Opening up ACE Meetings to the Public (without Annexes)
(ACE Paper 22/2000)
For information by circulation
This paper sets out the points to be considered if meetings of the Advisory Council on the Environment (ACE) were to be open to members of the public.
2.On 22 May 2000, Friends of the Earth issued a press release urging, inter alia, that ACE should become transparent and welcome the public to its meetings. A copy of the press release is at Annex A.
3.The issue of whether ACE meetings should be open to members of the public has been discussed before. The last discussion took place at the 51st meeting held on 18 May 1998. It was concluded then that ACE meetings should not be open to the public but that minutes of its meetings should be made available through the internet. An extract of the minutes is at Annex B.
4.The following channels currently provide public access to matters relating to ACE :
through the internet - ACE membership, terms of reference, agendas, papers (other than classified papers of which there are very few) and confirmed minutes of meetings (with members' names struck out) are available from the homepage of the Environment and Food Bureau (http:/www.info.gov.hk/efb). The public may also use the Suggestion Box in the Environment and Food Bureau homepage to enquire about ACE matters; and
through media briefings - after each meeting, the Chairman accompanied by the Secretary meet the media and brief them on subjects discussed during the meeting, the main points raised, and the conclusions reached. A Question & Answer session follows the briefing. ACE papers are made available to the media at the briefings.
5.Opening up ACE meetings to the public would enhance transparency and enable interested members of the public to observe how ACE meetings are conducted. This could enhance public awareness of environmental issues and serve a public education purpose. In practice, we believe that only the media are likely to attend the meetings regularly.
6. On the other hand, opening up meetings could inhibit discussion, particularly of controversial issues and constrain members from giving their views freely. It is also likely that the discussion may become more politicized.
7.At present, minutes of ACE meetings available on the internet do not make reference to individual members. If ACE meetings were open to the public, this practice would become meaningless.
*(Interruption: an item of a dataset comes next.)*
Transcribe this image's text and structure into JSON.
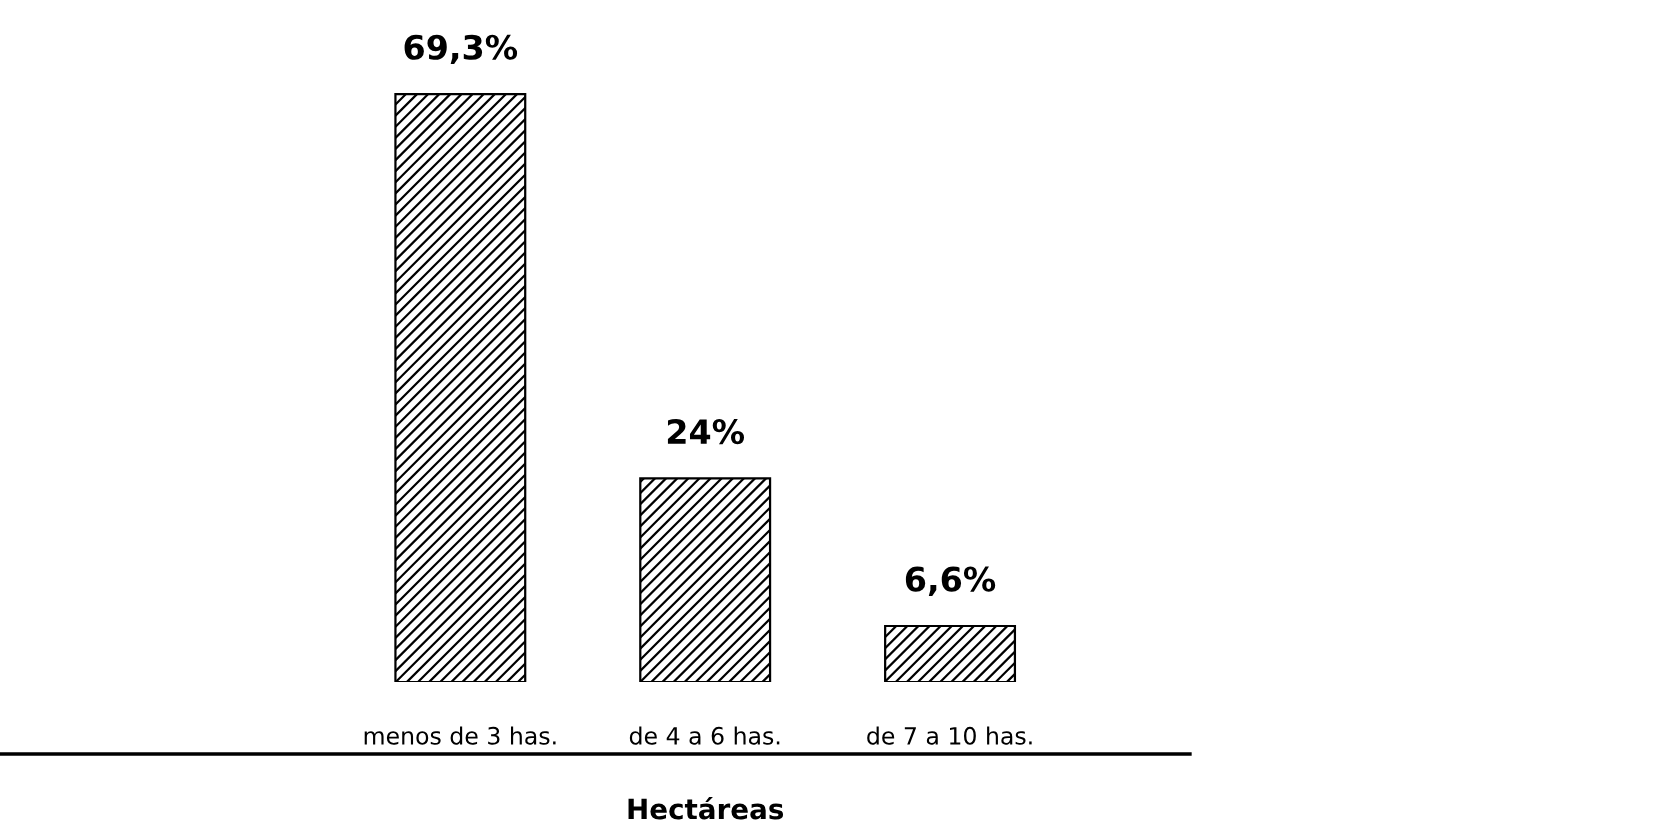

8.The conference room in the Environment and Food Bureau can accommodate only a few spectators (probably about five, depending on the number of individuals attending for the discussion of specific items). If members decide that ACE meetings should be open to the public, we will either have to limit the number of spectators or find an alternative venue. We will also need to draw up guidelines on how to entertain requests to attend and rules of behaviour for attendees.
9.Members are invited to give their views on whether meetings of ACE should be open to members of the public.